In Ukraine's case, Rasmussen is suggesting the Dnipro River. Everything West belongs to Ukraine. Everything east would be absorbed into Russia. While it may seem like a natural boundary, it is anything but. The former Soviet Socialist Republic of Ukraine included everything east of the Dnipro including Crimea. When these oblasts voted in a 1991 referendum for independence from the Soviet Union, they all voted to join Ukraine by overwhelming majorities. None voted to lag behind, not even Crimea where the greatest concentration of ethnic Russians resided. I suppose if they had a choice between Ukraine or Russia they may have voted differently, but no one wanted to be part of the Soviet Union anymore, not even Russia which also voted for secession that year.
Yet, the current Duma has proclaimed Russia the rightful heir to the former Soviet Union. In its maximalist view, Russia sees not just Ukraine but all the former Soviet republics as illegitimate countries, including the Baltic states, which were the first to secede in 1990. Putin shares this view and has written quite extensively on the subject. This anachronistic view, in equal parts Imperial Russian and Soviet, is why Russia cannot be trusted in any form of negotiations.
The same goes for Israel. Theirs is a "Biblical Maximalism" based on what its religious conservatives regard as the United Kingdom of Solomon and David that would take in much of the Levant, not just the Palestinian territories. These religious conservatives have gone out of their way in recent years to claim that the idea of Palestine is a false construct and that there are no real Palestinians. An argument Russians often use to discredit the existence of Ukraine.
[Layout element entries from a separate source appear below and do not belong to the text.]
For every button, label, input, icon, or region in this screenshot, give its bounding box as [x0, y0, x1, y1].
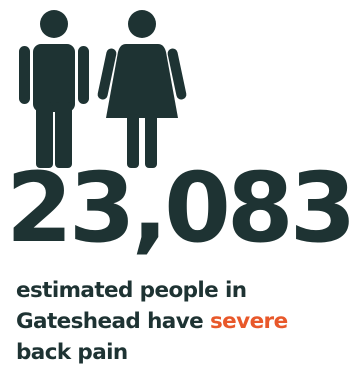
caption-line-1: estimated people in [16, 278, 247, 303]
man-icon [19, 10, 89, 168]
severity-highlight: severe [209, 309, 288, 334]
people-icons [19, 10, 187, 168]
caption-line-2: Gateshead have severe [16, 306, 348, 337]
caption-line-3: back pain [16, 340, 128, 365]
woman-icon [97, 10, 187, 168]
people-figures [14, 6, 194, 172]
caption-line-2-text: Gateshead have [16, 309, 210, 334]
stat-caption: estimated people in Gateshead have sever… [16, 275, 348, 368]
people-count: 23,083 [6, 152, 352, 264]
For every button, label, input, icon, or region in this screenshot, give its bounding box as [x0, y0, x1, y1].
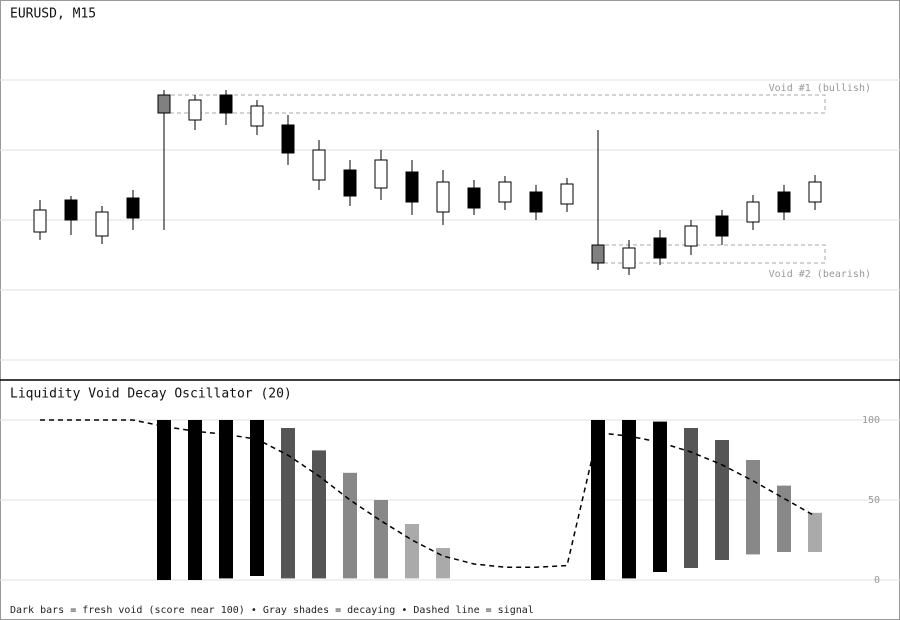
- void-bar: [312, 450, 326, 579]
- void-bar: [653, 421, 667, 572]
- void-bar: [808, 512, 822, 552]
- void-bar: [374, 500, 388, 579]
- zone-label: Void #2 (bearish): [769, 269, 871, 280]
- candle-body: [188, 99, 202, 121]
- candle-body: [467, 187, 481, 209]
- candle-body: [591, 244, 605, 264]
- signal-line: [40, 419, 816, 568]
- y-tick-label: 50: [868, 495, 880, 506]
- chart-title: EURUSD, M15: [10, 7, 96, 22]
- void-bar: [591, 420, 605, 580]
- candle-body: [219, 94, 233, 114]
- candle-body: [622, 247, 636, 269]
- void-bar: [219, 420, 233, 579]
- void-bar: [343, 472, 357, 579]
- candle-body: [777, 191, 791, 213]
- footnote: Dark bars = fresh void (score near 100) …: [10, 605, 534, 616]
- price-grid: [0, 79, 900, 361]
- candle-body: [529, 191, 543, 213]
- candle-body: [405, 171, 419, 203]
- void-bar: [777, 485, 791, 552]
- candle-body: [498, 181, 512, 203]
- candle-body: [95, 211, 109, 237]
- candle-body: [560, 183, 574, 205]
- candle-body: [653, 237, 667, 259]
- candle-body: [343, 169, 357, 197]
- candle-body: [436, 181, 450, 213]
- candle-body: [684, 225, 698, 247]
- oscillator-title: Liquidity Void Decay Oscillator (20): [10, 387, 292, 402]
- void-bar: [436, 548, 450, 579]
- void-bar: [188, 420, 202, 580]
- candle-body: [715, 215, 729, 237]
- void-bar: [281, 428, 295, 579]
- candle-body: [126, 197, 140, 219]
- void-zone: [163, 94, 826, 114]
- void-bar: [405, 524, 419, 579]
- void-bar: [746, 460, 760, 555]
- void-bar: [250, 420, 264, 576]
- candle-body: [312, 149, 326, 181]
- candle-body: [746, 201, 760, 223]
- y-tick-label: 0: [874, 575, 880, 586]
- void-bar: [622, 420, 636, 579]
- candle-body: [33, 209, 47, 233]
- candle-body: [157, 94, 171, 114]
- candle-body: [250, 105, 264, 127]
- void-zone: [597, 244, 826, 264]
- y-tick-label: 100: [862, 415, 880, 426]
- void-bar: [684, 428, 698, 568]
- candle-body: [64, 199, 78, 221]
- void-bar: [715, 440, 729, 560]
- zone-label: Void #1 (bullish): [769, 83, 871, 94]
- candle-body: [374, 159, 388, 189]
- candle-body: [808, 181, 822, 203]
- candle-body: [281, 124, 295, 154]
- void-bar: [157, 420, 171, 580]
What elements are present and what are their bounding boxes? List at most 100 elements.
In short, I condemn the actions Israel has taken in Gaza for the same reason I condemn Russia for its actions in Ukraine. Both are reprehensible and entirely unjustified and should be equally condemned by all countries who believe in self-determination. The horrendous actions of a single party, in this case Hamas, does not represent the entire Palestinian people, yet we see the Israeli Defense Force literally razing Gaza City to the ground, much like Russian military forces did Mariupol in an effort to root out the Azov battalion, resulting in the displacement of hundreds of thousands of people. We should look at these two special military operations in the same light.